3 CIDADES DO CE ENTRE AS 10 MAIS VIOLENTAS
Pelo 2° ano consecutivo, Maranguape aparece como a cidade mais violenta do Brasil no ranking do Anuário Brasileiro de Segurança Pública 2026, divulgado nessa quinta-feira (23). O levantamento leva em conta os dados de 2025.
Além de Maranguape, outras duas cidades cearenses aparecem no top 10: Maracanaú, em 3º lugar, e Caucaia, em 7º lugar.

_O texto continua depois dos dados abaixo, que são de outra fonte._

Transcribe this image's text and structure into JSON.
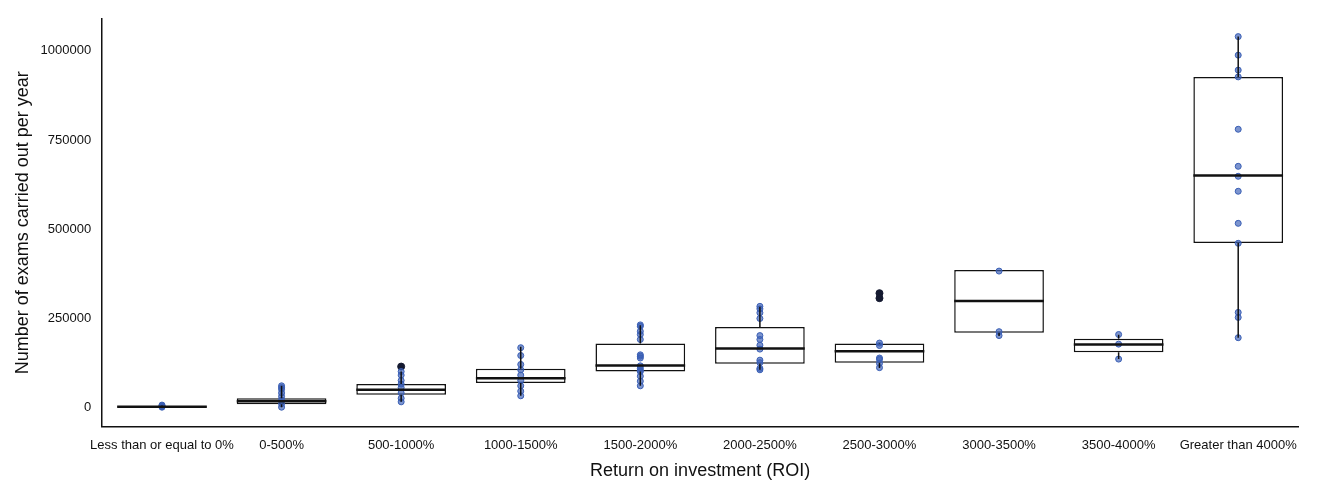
{
  "chart_data": {
    "type": "box",
    "xlabel": "Return on investment (ROI)",
    "ylabel": "Number of exams carried out per year",
    "categories": [
      "Less than or equal to 0%",
      "0-500%",
      "500-1000%",
      "1000-1500%",
      "1500-2000%",
      "2000-2500%",
      "2500-3000%",
      "3000-3500%",
      "3500-4000%",
      "Greater than 4000%"
    ],
    "ylim": [
      -55000,
      1090000
    ],
    "yticks": [
      0,
      250000,
      500000,
      750000,
      1000000
    ],
    "grid": false,
    "legend": false,
    "boxes": [
      {
        "low": 0,
        "q1": 500,
        "median": 1000,
        "q3": 2000,
        "high": 5000
      },
      {
        "low": 0,
        "q1": 8000,
        "median": 17000,
        "q3": 25000,
        "high": 60000
      },
      {
        "low": 15000,
        "q1": 35000,
        "median": 49000,
        "q3": 65000,
        "high": 100000,
        "outliers": [
          114000
        ]
      },
      {
        "low": 32000,
        "q1": 68000,
        "median": 81000,
        "q3": 108000,
        "high": 170000
      },
      {
        "low": 60000,
        "q1": 100000,
        "median": 117000,
        "q3": 179000,
        "high": 230000
      },
      {
        "low": 105000,
        "q1": 122000,
        "median": 165000,
        "q3": 225000,
        "high": 282000
      },
      {
        "low": 110000,
        "q1": 125000,
        "median": 157000,
        "q3": 179000,
        "high": 180000,
        "outliers": [
          320000,
          306000
        ]
      },
      {
        "low": 200000,
        "q1": 209000,
        "median": 298000,
        "q3": 385000,
        "high": 385000
      },
      {
        "low": 135000,
        "q1": 154000,
        "median": 176000,
        "q3": 192000,
        "high": 203000
      },
      {
        "low": 195000,
        "q1": 461000,
        "median": 650000,
        "q3": 927000,
        "high": 1040000
      }
    ],
    "series": [
      {
        "type": "scatter",
        "color": "#3a5fb5",
        "marker": "circle",
        "x": [
          "Less than or equal to 0%",
          "Less than or equal to 0%",
          "Less than or equal to 0%",
          "Less than or equal to 0%",
          "0-500%",
          "0-500%",
          "0-500%",
          "0-500%",
          "0-500%",
          "0-500%",
          "0-500%",
          "0-500%",
          "500-1000%",
          "500-1000%",
          "500-1000%",
          "500-1000%",
          "500-1000%",
          "500-1000%",
          "500-1000%",
          "500-1000%",
          "1000-1500%",
          "1000-1500%",
          "1000-1500%",
          "1000-1500%",
          "1000-1500%",
          "1000-1500%",
          "1000-1500%",
          "1000-1500%",
          "1000-1500%",
          "1500-2000%",
          "1500-2000%",
          "1500-2000%",
          "1500-2000%",
          "1500-2000%",
          "1500-2000%",
          "1500-2000%",
          "1500-2000%",
          "1500-2000%",
          "1500-2000%",
          "1500-2000%",
          "1500-2000%",
          "1500-2000%",
          "1500-2000%",
          "1500-2000%",
          "2000-2500%",
          "2000-2500%",
          "2000-2500%",
          "2000-2500%",
          "2000-2500%",
          "2000-2500%",
          "2000-2500%",
          "2000-2500%",
          "2000-2500%",
          "2000-2500%",
          "2000-2500%",
          "2000-2500%",
          "2500-3000%",
          "2500-3000%",
          "2500-3000%",
          "2500-3000%",
          "2500-3000%",
          "2500-3000%",
          "3000-3500%",
          "3000-3500%",
          "3000-3500%",
          "3500-4000%",
          "3500-4000%",
          "3500-4000%",
          "Greater than 4000%",
          "Greater than 4000%",
          "Greater than 4000%",
          "Greater than 4000%",
          "Greater than 4000%",
          "Greater than 4000%",
          "Greater than 4000%",
          "Greater than 4000%",
          "Greater than 4000%",
          "Greater than 4000%",
          "Greater than 4000%",
          "Greater than 4000%",
          "Greater than 4000%"
        ],
        "values": [
          0,
          2000,
          4000,
          6000,
          0,
          10000,
          20000,
          30000,
          40000,
          50000,
          55000,
          60000,
          15000,
          25000,
          40000,
          55000,
          65000,
          75000,
          90000,
          100000,
          32000,
          45000,
          60000,
          75000,
          90000,
          105000,
          120000,
          145000,
          167000,
          231000,
          227000,
          213000,
          204000,
          190000,
          147000,
          143000,
          138000,
          116000,
          109000,
          103000,
          100000,
          87000,
          73000,
          60000,
          283000,
          276000,
          265000,
          249000,
          201000,
          190000,
          174000,
          163000,
          132000,
          125000,
          109000,
          105000,
          180000,
          173000,
          138000,
          134000,
          123000,
          111000,
          382000,
          212000,
          201000,
          204000,
          177000,
          135000,
          1040000,
          988000,
          946000,
          927000,
          780000,
          676000,
          648000,
          606000,
          516000,
          460000,
          266000,
          252000,
          195000
        ]
      }
    ]
  }
}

Em 2025, Maranguape registrou 106 homicídios, conforme dados da Secretaria de Segurança Pública do Ceará (SSPDS), além de três mortes por intervenção policial. Como a população local é de 108 mil pessoas, a taxa de homicídios fica de 100,3 mortes a cada 100 mil habitantes. O município foi o único do país com a taxa acima de 100.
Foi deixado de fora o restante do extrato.